Writer: David O. Russell
Russell wrote the original screenplay. The story is loosely based on the real Business Plot of 1933, in which a group of wealthy American industrialists allegedly approached retired Marine General Smedley Butler and asked him to lead a coup against FDR and install a fascist government. Butler reported the plot to Congress. The film takes this kernel and builds an ensemble mystery-comedy around it. The screenplay's ambitions exceed its execution: there are too many characters, too many tonal registers, and too many subplots for any one of them to land with full force.
Adult Viewer Insight
Conservative adults should approach Amsterdam with calibrated expectations. The film is flawed but not contemptible. Its celebration of the three-way friendship between Burt, Harold, and Valerie is built on loyalty, sacrifice, and shared suffering, values that transcend the film's political framing. Robert De Niro's scene as General Dillenbeck describing why decent people must not look away from evil is worth the price of admission.

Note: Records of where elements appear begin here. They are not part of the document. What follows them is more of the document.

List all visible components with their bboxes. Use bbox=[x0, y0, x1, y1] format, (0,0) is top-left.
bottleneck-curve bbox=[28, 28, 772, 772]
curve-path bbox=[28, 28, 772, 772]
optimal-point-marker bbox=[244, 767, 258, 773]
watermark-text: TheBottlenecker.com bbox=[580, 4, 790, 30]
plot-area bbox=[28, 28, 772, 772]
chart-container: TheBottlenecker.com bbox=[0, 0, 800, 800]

The anti-fascist messaging is real and intentional. But unlike films that smuggle ideology into entertainment, Amsterdam announces its politics openly, which at least respects the audience.
Parental Guidance
Rated R. Suitable for adults and older teens. Historical thriller content, brief violence, 1930s racial discrimination depicted. The political messaging is anti-fascist and moderately left-leaning.